There have been several mechanisms proposed for the base loss and backbone fragmentation. These mechanisms have been outlined in a review by Roepstorff and co-workers [28]. One mechanism proposed by Beauchamp and co-workers [14] is shown in Scheme II. Both base loss and backbone fragmentation are thought to be charge directed processes. An assumption with this mechanism is that the charges are localized on the phosphate oxygens which are expected to have the lowest intrinsic gas-phase acidities of the various functional groups in the oligonucleotides. The nucleobase is lost through an elimination reaction involving nucleophilic attack of a charged phosphate oxygen at the 2′ carbon of the 3′ sugar. This proton abstraction can occur through the formation of a 6-membered ring transition state. The base, which is lost as an anion, then forms an ion–dipole complex with the remaining oligonucleotide. Dissociation of the complex can lead to either a neutral or charged base, the propensity for the formation of either depends on the apparent or kinetic gas-phase acidities of the base and oligonucleotide. In the present work, only neutral base loss was observed indicating that the nucleobase has a higher apparent gas-phase acidity than the charged oligonucleotide. Backbone fragmentation leading to a-base and w ions then proceeds through a second charge directed elimination reaction involving cleavage at the 3′ phosphoester bond at the site of base loss.

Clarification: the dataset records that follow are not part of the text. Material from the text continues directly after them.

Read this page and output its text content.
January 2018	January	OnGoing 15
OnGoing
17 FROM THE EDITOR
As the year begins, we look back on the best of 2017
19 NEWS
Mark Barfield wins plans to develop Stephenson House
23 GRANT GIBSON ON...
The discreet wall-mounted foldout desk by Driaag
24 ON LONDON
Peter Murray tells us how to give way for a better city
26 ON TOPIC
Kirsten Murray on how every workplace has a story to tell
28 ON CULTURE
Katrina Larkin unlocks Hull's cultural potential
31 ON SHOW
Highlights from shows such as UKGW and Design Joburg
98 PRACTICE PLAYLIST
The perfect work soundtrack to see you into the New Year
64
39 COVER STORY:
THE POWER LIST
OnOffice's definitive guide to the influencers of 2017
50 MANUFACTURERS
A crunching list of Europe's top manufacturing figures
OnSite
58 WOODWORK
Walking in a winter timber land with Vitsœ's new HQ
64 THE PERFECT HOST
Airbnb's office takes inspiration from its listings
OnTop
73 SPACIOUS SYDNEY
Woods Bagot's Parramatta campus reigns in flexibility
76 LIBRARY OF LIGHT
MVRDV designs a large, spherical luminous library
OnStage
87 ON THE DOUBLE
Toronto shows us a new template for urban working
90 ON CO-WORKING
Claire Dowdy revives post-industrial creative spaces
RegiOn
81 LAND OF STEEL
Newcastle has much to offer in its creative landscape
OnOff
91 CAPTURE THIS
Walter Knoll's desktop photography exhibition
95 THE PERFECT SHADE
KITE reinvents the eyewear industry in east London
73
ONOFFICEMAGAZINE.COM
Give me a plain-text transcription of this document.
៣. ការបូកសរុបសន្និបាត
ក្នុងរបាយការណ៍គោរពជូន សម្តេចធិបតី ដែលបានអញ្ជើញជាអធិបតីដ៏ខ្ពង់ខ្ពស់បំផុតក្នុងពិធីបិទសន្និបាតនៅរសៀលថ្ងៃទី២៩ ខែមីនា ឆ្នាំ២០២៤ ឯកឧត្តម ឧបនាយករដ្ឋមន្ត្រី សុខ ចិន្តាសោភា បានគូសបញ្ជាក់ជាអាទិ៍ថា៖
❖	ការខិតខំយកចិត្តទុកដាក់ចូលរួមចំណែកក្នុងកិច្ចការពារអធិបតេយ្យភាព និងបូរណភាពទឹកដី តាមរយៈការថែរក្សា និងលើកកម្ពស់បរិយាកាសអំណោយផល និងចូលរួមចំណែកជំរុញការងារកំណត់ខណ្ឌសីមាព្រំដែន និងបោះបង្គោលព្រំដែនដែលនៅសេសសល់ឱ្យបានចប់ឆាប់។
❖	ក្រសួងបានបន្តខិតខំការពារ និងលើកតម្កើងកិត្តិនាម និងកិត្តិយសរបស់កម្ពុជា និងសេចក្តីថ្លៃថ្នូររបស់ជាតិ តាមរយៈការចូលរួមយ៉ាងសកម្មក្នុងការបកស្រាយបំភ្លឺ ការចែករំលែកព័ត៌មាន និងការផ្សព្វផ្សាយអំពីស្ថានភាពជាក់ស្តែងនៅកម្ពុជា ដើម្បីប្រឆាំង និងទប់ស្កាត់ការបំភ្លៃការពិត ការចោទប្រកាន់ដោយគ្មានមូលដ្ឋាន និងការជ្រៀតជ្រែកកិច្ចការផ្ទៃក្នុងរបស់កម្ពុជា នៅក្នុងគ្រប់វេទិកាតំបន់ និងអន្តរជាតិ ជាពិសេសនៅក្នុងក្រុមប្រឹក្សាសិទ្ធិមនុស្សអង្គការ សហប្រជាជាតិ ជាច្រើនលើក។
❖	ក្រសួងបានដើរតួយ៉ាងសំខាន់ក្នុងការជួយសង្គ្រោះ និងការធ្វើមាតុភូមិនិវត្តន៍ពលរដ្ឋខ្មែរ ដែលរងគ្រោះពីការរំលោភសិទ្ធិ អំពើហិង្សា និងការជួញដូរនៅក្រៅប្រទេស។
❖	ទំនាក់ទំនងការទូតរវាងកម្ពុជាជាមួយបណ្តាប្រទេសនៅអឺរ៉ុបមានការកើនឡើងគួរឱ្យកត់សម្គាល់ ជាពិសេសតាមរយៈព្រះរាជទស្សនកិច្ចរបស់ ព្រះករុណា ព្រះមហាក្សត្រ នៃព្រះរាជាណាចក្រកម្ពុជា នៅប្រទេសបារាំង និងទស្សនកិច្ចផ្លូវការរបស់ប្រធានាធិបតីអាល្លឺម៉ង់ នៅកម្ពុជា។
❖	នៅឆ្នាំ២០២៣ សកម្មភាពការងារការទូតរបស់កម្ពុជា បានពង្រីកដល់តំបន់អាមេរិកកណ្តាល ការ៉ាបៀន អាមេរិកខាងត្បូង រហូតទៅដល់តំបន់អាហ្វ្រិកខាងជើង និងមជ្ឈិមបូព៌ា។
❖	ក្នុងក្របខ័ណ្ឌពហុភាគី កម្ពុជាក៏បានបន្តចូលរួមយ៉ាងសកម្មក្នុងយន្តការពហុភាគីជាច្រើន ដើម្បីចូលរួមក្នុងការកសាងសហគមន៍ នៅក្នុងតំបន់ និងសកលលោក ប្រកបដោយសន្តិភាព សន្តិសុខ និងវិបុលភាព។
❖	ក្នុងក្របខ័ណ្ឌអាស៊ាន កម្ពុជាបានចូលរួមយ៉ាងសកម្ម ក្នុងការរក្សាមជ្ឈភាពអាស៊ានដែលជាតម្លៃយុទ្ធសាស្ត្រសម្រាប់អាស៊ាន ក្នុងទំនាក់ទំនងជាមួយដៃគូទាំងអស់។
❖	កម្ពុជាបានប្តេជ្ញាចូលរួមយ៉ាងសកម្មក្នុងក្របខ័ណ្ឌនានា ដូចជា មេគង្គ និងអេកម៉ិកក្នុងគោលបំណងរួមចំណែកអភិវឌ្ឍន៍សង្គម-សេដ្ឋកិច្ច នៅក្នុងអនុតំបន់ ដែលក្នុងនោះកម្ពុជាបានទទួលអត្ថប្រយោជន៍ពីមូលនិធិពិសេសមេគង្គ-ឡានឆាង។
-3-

Beauchamp and co-workers modeled, at the PM3 level, the reaction coordinate for the loss of the 5′ base from three dinucleotides, AC, AG, and CG [14]. In all three cases, the energy barrier for the loss of the base was greater or equal to the energy barrier for dissociation of the ion–molecule complex. If one makes the reasonable assumption that the rearrangement reaction leading to cleavage of the glycosidic bond proceeds with a smaller A factor than that for dissociation of the ion–molecule complex, then the above calculations indicate that rate limiting step for base loss corresponds to cleavage of the glycosidic bond. The magnitude of the A factors measured for base loss in the present work is consistent with an elimination reaction as the rate limiting step although the different values measured for C and G vs. A indicates that the identity of the base influences this process. The present results also indicate that the E_a for base loss is governed primarily by the nature of the nucleobase that is cleaved. This can be seen in the dissociation of the mixed oligonucleotides, where the identity of the adjacent nucleotides has only a subtle influence on the reactivity of a given base. This result is in contrast to the semiempirical calculations by Beauchamp and co-workers, where the identity of the 3′ base was found to have a more significant effect on the calculated activation energy.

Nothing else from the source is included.